Bagaimana jika arthur semakin mengabaikanku, duh kenapa aku harus keceplosan seperti tadi. Sekarang aku sendiri yang bingung untuk mengatasinya.

"Kenapa?" Tanya cale, mungkin karena aku tidak menanggapi perkataannya tadi.

"Ayah ikut?" Cicit ku pelan, semoga arthur sedang sibuk mengurusi pekerjaannya. Aku belum siap bertemu dengannya lagi.

"Tidak tau" Balas cale, aku tidak butuh jawaban tidak pasti seperti itu cale.

"Sudah kubilang ayah tidak marah padamu khael, jangan terlalu dipikirkan" Nasehatnya.

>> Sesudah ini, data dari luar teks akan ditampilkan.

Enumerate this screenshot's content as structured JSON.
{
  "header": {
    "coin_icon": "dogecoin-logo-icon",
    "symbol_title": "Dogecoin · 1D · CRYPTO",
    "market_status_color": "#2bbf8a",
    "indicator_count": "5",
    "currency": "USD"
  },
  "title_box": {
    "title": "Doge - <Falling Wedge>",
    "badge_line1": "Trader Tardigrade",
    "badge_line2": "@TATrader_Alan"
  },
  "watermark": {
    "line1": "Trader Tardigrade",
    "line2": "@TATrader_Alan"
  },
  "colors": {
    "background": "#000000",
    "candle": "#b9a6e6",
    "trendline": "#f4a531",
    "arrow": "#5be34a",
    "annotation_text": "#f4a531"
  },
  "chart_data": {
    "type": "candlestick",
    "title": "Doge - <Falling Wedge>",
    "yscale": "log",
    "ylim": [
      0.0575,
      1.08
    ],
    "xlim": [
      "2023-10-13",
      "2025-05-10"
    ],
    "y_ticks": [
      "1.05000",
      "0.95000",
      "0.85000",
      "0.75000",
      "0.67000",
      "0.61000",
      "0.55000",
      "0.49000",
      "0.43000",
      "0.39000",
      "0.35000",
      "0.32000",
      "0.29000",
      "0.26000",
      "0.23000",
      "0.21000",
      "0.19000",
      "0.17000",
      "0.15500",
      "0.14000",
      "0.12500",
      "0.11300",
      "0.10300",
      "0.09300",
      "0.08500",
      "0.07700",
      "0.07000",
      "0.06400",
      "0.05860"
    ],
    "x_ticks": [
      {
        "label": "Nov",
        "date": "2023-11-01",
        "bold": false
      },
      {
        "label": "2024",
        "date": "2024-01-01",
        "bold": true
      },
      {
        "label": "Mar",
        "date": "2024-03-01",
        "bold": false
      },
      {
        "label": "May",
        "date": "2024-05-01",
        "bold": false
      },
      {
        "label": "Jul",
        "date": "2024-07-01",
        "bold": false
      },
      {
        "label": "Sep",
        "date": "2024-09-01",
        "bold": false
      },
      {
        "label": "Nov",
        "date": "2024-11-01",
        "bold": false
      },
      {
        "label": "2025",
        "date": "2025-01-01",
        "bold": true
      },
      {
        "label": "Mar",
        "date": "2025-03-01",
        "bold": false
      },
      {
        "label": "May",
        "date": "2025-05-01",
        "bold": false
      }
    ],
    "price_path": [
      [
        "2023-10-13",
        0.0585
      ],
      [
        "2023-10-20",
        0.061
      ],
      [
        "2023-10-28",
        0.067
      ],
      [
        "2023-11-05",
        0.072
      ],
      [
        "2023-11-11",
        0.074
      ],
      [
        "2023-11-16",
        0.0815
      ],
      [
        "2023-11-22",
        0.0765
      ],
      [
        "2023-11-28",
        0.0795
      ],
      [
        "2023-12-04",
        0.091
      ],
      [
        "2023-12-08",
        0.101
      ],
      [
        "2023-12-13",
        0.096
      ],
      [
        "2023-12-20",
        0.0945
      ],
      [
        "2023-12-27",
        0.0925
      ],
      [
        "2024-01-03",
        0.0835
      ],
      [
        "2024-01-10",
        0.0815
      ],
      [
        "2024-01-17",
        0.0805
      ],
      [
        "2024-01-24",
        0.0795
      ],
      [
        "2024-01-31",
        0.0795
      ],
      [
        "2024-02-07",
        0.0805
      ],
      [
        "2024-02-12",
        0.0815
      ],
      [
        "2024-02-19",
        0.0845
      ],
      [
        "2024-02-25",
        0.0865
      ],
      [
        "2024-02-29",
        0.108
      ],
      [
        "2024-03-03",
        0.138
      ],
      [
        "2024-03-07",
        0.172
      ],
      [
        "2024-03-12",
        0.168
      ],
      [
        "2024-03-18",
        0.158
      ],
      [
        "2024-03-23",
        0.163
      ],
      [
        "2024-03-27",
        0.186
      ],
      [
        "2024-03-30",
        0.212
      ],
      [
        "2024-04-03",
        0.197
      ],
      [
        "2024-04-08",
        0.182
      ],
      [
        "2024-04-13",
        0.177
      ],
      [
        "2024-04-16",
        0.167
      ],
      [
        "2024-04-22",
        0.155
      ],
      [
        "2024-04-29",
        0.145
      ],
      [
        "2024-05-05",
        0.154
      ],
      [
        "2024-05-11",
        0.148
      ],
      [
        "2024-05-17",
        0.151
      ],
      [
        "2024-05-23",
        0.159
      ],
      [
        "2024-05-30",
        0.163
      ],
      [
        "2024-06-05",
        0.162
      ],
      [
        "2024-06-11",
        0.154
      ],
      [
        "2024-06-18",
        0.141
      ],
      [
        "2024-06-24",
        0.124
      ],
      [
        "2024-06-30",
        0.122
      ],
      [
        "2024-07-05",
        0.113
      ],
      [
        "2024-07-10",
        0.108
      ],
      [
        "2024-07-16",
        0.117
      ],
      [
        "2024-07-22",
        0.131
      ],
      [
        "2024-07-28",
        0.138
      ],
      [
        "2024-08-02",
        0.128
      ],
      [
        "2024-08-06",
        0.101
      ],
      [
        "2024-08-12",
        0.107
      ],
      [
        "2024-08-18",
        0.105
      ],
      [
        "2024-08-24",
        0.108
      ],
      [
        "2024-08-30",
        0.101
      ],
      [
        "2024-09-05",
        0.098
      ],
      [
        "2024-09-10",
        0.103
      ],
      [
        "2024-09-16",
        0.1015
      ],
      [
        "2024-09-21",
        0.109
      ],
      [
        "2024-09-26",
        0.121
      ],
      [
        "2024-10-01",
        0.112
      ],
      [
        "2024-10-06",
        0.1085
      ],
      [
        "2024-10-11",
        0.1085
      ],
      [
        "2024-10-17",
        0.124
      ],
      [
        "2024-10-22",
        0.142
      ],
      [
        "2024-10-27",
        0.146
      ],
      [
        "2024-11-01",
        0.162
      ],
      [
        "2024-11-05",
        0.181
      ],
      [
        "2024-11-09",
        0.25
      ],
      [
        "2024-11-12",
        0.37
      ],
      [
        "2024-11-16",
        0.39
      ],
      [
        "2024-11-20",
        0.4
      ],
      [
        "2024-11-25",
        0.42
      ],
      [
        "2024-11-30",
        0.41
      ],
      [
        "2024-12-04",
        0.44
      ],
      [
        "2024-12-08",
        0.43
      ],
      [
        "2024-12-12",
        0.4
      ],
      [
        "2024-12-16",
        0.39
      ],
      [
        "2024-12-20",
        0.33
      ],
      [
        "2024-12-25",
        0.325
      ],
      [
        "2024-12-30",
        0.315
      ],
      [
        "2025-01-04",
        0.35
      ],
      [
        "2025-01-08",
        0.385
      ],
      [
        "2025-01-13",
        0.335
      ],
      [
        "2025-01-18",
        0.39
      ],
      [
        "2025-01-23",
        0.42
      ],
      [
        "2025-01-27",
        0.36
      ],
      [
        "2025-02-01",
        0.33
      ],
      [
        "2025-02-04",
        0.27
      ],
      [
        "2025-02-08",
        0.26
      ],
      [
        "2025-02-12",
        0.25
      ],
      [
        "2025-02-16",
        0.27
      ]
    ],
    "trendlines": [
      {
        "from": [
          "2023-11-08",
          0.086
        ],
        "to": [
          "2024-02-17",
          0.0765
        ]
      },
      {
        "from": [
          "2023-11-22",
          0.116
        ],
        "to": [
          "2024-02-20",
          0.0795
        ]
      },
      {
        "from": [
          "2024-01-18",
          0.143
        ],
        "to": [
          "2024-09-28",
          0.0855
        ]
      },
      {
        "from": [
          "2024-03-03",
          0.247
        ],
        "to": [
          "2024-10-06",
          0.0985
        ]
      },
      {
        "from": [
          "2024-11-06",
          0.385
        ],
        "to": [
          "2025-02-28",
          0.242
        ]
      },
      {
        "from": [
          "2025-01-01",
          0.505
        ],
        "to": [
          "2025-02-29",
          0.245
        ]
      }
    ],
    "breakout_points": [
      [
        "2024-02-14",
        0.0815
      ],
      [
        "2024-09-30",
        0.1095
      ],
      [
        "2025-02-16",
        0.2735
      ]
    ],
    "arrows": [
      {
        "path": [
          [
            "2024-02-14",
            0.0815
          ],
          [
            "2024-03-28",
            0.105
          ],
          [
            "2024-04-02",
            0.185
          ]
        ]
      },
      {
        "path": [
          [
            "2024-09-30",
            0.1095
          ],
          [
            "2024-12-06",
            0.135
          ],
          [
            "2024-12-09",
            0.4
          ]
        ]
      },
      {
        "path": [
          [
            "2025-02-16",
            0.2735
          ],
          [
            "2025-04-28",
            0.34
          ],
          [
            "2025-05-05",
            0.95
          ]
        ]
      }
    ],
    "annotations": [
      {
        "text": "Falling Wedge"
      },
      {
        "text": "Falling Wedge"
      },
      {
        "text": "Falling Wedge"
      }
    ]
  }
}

Mari kita lihat situasi nanti, jika memang terdapat momen yang pas, aku akan minta maaf pada arthur. Entah dia akan memaafkan ku atau tidak lebih baik mencoba dari pada tidak sama sekali kan.

"Khael" Panggil cale menyadarkanku dari lamunan. Aku hanya memandangnya memberi tatapan bertanya.

"Jangan terlalu dipikirkan, dengarkan perkataanku"

"Baiklah" Jawabku akhirnya, walaupun tentu saja aku tidak bisa tidak memikirkan hal tersebut.

"Kapan kau ingin melukis?" Tanya Cale.

"Mungkin besok, jadi aku tidak bisa menonton kakak berlatih" Ucapku riang.

"Tidak masalah, aku akan menemanimu setelah selesai berlatih"

"Tidak perlu" Tolak ku cepat, aku belum tau aku masih punya kemampuan melukis atau tidak, jika lukisan ku buruk itu sungguh memalukan. Apalagi aku sudah meminta banyak peralatan kepada cale.